Health Homes HIPAA Billing

Health Homes HIPAA Billing Enrollement Guidelines (EmblemHealth)

Health Homes HIPAA Billing Enrollement provides receiving direct deposits to your bank account(s) with electronic remittance advice (ERA) through electronic funds transfers (EFT). The registration process is simple, secure, and takes just moments to complete:

  1. Step 1: Have available a recent EmblemHealth Explanation of Benefits (EOB) and, either a voided check, or a letter from your bank listing the account name, account number, account type and bank routing number for each of your practice’s bank accounts used to receive electronic payments.
  2. Step 2: Go to PNC Remittance Advantage at
  3. Step 3: Select the “Register for Portal and Online Payment Services” link on the upper left side of your screen.
  4. Step 4: Register for the website with your email address, your practice’s tax identification number, and your Provider ID, found on your EmblemHealth EOB.
  5. Step 5: For larger practices, add all of your practice’s payees and organize them according to bank account, location, personnel, or whatever is appropriate for your practice.
  6. Step 6: Enter your bank account information and upload a scanned image of your voided check or bank letter.
  7. Step 7: Associate each payee group with a bank account, and then submit your enrollment form online.
  8. Step 8: Allow two weeks to validate the bank account information before receiving electronic payments and remittance advices.
  • The UB-04 may be used when applicable and in accordance with plan-specific guidance. If you must use a paper claim, the UB-04 is the correct type of claim form. Please do not use UB-92 or CMS1500 forms.
  • The bill type for the UB-04 will be 34x.
  • Services performed on the same date of service and/or same hour should be billed on the same claim.

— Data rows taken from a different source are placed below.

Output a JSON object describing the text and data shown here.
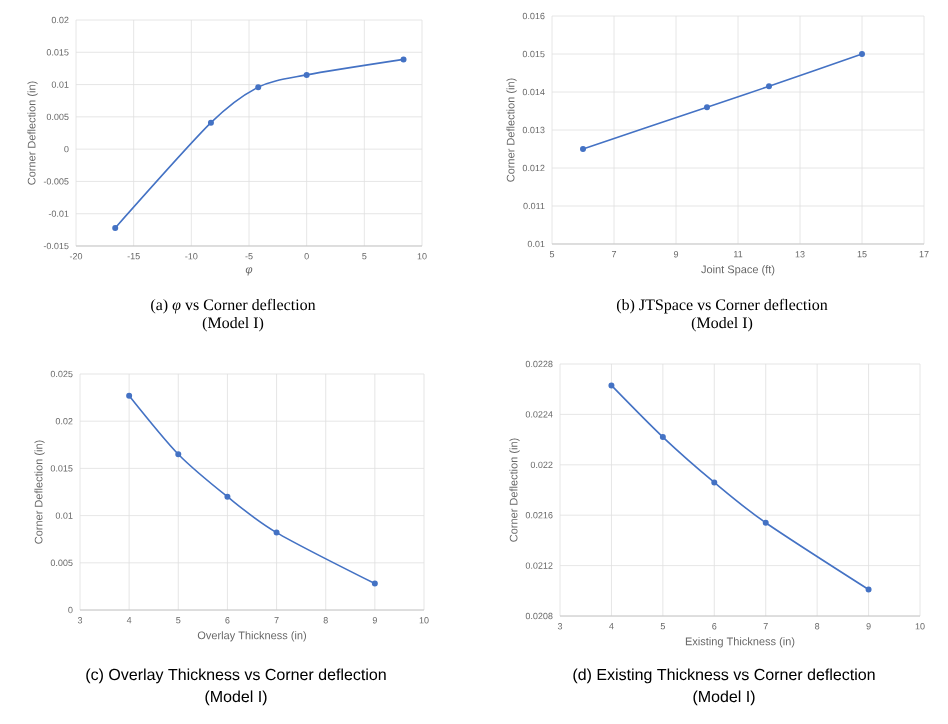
{
  "chart_data": [
    {
      "type": "line",
      "xlabel": "*φ*",
      "ylabel": "Corner Deflection (in)",
      "annotations": [
        "(a)  *φ* vs Corner deflection",
        "(Model I)"
      ],
      "x": [
        -16.6,
        -8.3,
        -4.2,
        0,
        8.4
      ],
      "values": [
        -0.0122,
        0.0041,
        0.0096,
        0.0115,
        0.0139
      ],
      "color": "#4472c4",
      "xlim": [
        -20,
        10
      ],
      "xticks": [
        -20,
        -15,
        -10,
        -5,
        0,
        5,
        10
      ],
      "ylim": [
        -0.015,
        0.02
      ],
      "yticks": [
        -0.015,
        -0.01,
        -0.005,
        0,
        0.005,
        0.01,
        0.015,
        0.02
      ],
      "grid": true,
      "marker": "circle",
      "line_style": "solid"
    },
    {
      "type": "line",
      "xlabel": "Joint Space (ft)",
      "ylabel": "Corner Deflection (in)",
      "annotations": [
        "(b)  JTSpace vs Corner deflection",
        "(Model I)"
      ],
      "x": [
        6,
        10,
        12,
        15
      ],
      "values": [
        0.0125,
        0.0136,
        0.01415,
        0.015
      ],
      "color": "#4472c4",
      "xlim": [
        5,
        17
      ],
      "xticks": [
        5,
        7,
        9,
        11,
        13,
        15,
        17
      ],
      "ylim": [
        0.01,
        0.016
      ],
      "yticks": [
        0.01,
        0.011,
        0.012,
        0.013,
        0.014,
        0.015,
        0.016
      ],
      "grid": true,
      "marker": "circle",
      "line_style": "solid"
    },
    {
      "type": "line",
      "xlabel": "Overlay Thickness (in)",
      "ylabel": "Corner Deflection (in)",
      "annotations": [
        "(c) Overlay Thickness vs Corner deflection",
        "(Model I)"
      ],
      "x": [
        4,
        5,
        6,
        7,
        9
      ],
      "values": [
        0.0227,
        0.0165,
        0.012,
        0.0082,
        0.0028
      ],
      "color": "#4472c4",
      "xlim": [
        3,
        10
      ],
      "xticks": [
        3,
        4,
        5,
        6,
        7,
        8,
        9,
        10
      ],
      "ylim": [
        0,
        0.025
      ],
      "yticks": [
        0,
        0.005,
        0.01,
        0.015,
        0.02,
        0.025
      ],
      "grid": true,
      "marker": "circle",
      "line_style": "solid"
    },
    {
      "type": "line",
      "xlabel": "Existing Thickness (in)",
      "ylabel": "Corner Deflection (in)",
      "annotations": [
        "(d) Existing Thickness vs Corner deflection",
        "(Model I)"
      ],
      "x": [
        4,
        5,
        6,
        7,
        9
      ],
      "values": [
        0.02263,
        0.02222,
        0.02186,
        0.02154,
        0.02101
      ],
      "color": "#4472c4",
      "xlim": [
        3,
        10
      ],
      "xticks": [
        3,
        4,
        5,
        6,
        7,
        8,
        9,
        10
      ],
      "ylim": [
        0.0208,
        0.0228
      ],
      "yticks": [
        0.0208,
        0.0212,
        0.0216,
        0.022,
        0.0224,
        0.0228
      ],
      "grid": true,
      "marker": "circle",
      "line_style": "solid"
    }
  ]
}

EmblemHealth uses the Medicaid CIN (Client Identification Number) as the member ID number for its Medicaid and HARP members. This is what you should use as the unique identifier. Be sure to bill the units as appropriate for each type of service. National Provider Identifier (NPI) must be used on every claim. According to the NYS Department of Health, NPI will be used to identify Case Management Agencies (CMAs). Supplemental guidance will be issued to accompany the taxonomy grid in Attachment A.